Rabu Sore yang Menyentuh Hati: Merenungi Kelahiran Sang Nabi di Musholla Asy-Syarif

Rabu, 4 Juni 2025 — Suasana Musholla Asy-Syarif KPP Pratama Mojokerto sore itu terasa berbeda. Selepas salat Ashar berjamaah, para pegawai duduk rapi menyimak kajian rutin yang kali ini menghadirkan Ustadz Nur Furqon Nasrullah, Lc, dengan tema Sirah Nabawiyah: Kelahiran Nabi Muhammad ﷺ.

Dengan tutur yang hangat dan penyampaian yang menyentuh hati, Ustadz Furqon membawa jamaah menyelami kondisi dunia menjelang kelahiran Rasulullah ﷺ — masa yang tidak hanya penuh kegelapan moral, tapi juga sarat konflik kekuasaan dan penyimpangan agama.

Salah satu peristiwa penting yang dibahas adalah penyerangan Ka’bah oleh Abrahah. Sebagai gubernur Yaman di bawah kekuasaan Habasyah (Ethiopia), Abrahah membangun gereja megah bernama Al-Qullays di kota Sana’a dengan ambisi menjadikannya pusat ziarah umat. Namun, realita tak berjalan sesuai harapan. Masyarakat Arab tetap memilih Ka’bah di Mekkah sebagai kiblat spiritual mereka. Marah karena tempat ibadahnya tidak mendapat sambutan, Abrahah pun melancarkan serangan militer besar-besaran untuk menghancurkan Ka’bah.

Namun Allah menjaga rumah-Nya. Pasukan bergajah itu dihancurkan dengan cara yang tak masuk akal secara logika manusia — burung-burung kecil yang melemparkan batu panas dari neraka, menghancurkan kekuatan besar dalam sekejap. Peristiwa ini diabadikan dalam Al-Qur’an Surah Al-Fil, menjadi tanda bahwa kelahiran seorang agung telah dekat.

Tidak lama setelah kejadian itu, lahirlah Rasulullah ﷺ — dalam keadaan yatim, tanpa ayah di sisinya. Ibundanya, Aminah, menimang sang cahaya dalam pelukan yang penuh kasih. Kakeknya, Abdul Muthalib, dan kelak pamannya, Abu Thalib, menjadi pelindung beliau hingga tumbuh dewasa. Meskipun dalam keterbatasan, Allah menyiapkan jalan untuk sang Nabi akhir zaman.

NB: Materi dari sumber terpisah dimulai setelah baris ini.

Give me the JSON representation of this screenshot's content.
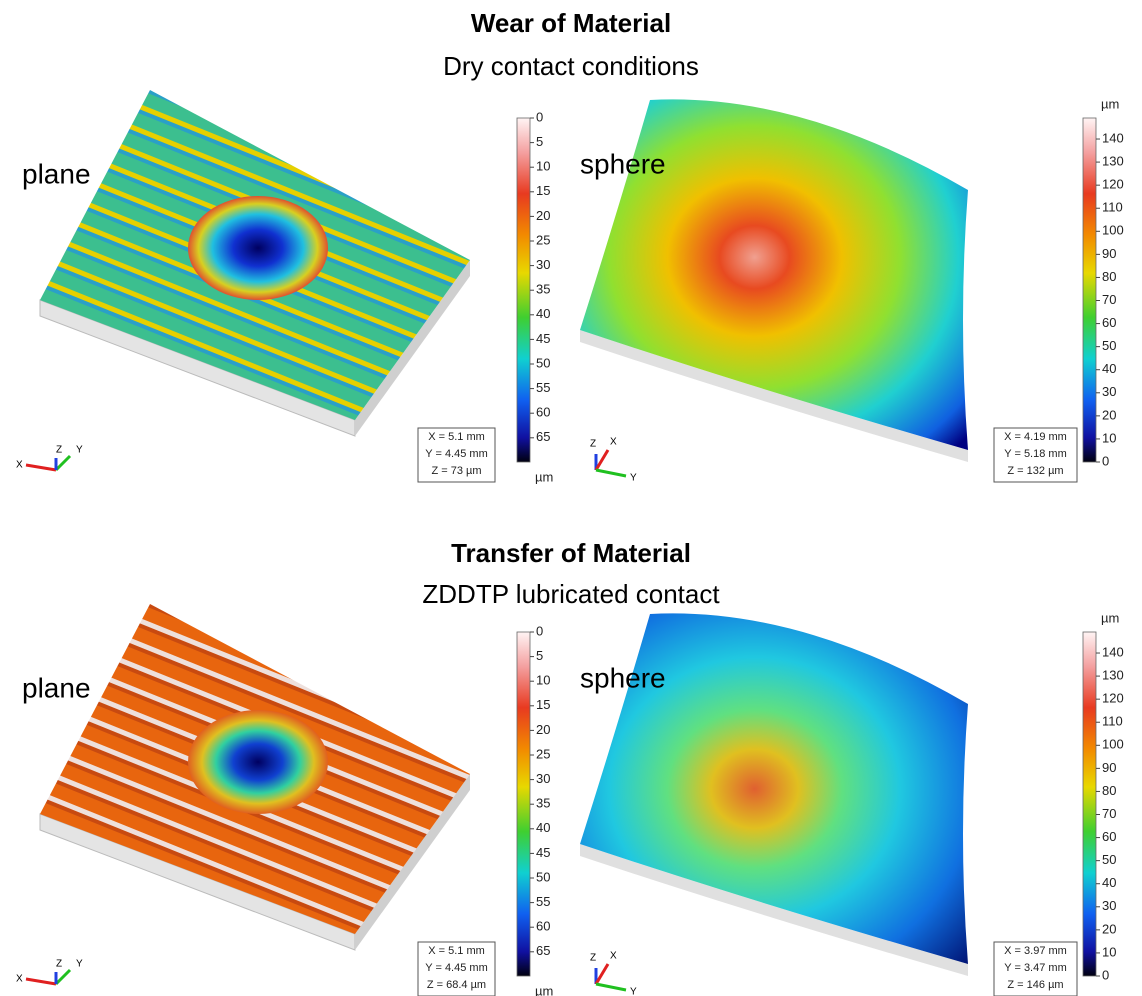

Di akhir kajian, Ustadz Furqon mengingatkan bahwa menjadi yatim tidak selalu soal kehilangan orang tua secara fisik. Beliau mengutip perkataan agung dari Imam Syafi’i:

“ليس اليتيم من مات والده، إن اليتيم يتيم العلم والأدب.”
“Bukanlah anak yatim itu yang wafat ayahnya,
tetapi yatim sejati adalah mereka yang kehilangan ilmu dan adab.”

(Laysa al-yatīm man māta wāliduh, innamā al-yatīm yatīm al-‘ilmi wa al-adab.)

Pesan ini mengena — bahwa kehilangan yang sejati bukan hanya pada keluarga, tapi saat manusia hidup tanpa tuntunan akhlak dan ilmu. Maka duduk di majelis seperti ini adalah ikhtiar agar kita tidak menjadi “yatim” di hadapan Allah dan Rasul-Nya.

Semoga kajian ini tak sekadar menjadi rutinitas, tapi benar-benar menjadi wasilah untuk memperbaiki diri, mengenal sejarah Rasul, dan meneladaninya dalam kehidupan sehari-hari. Karena meniti jalan ilmu adalah bagian dari jalan menuju surga, dan mencintai Rasul adalah bagian dari mencintai Allah.

Mari terus hadir, belajar, dan berbagi. Karena di balik lantunan ayat dan kisah para nabi, selalu ada cahaya yang menuntun hati-hati yang rindu kebenaran.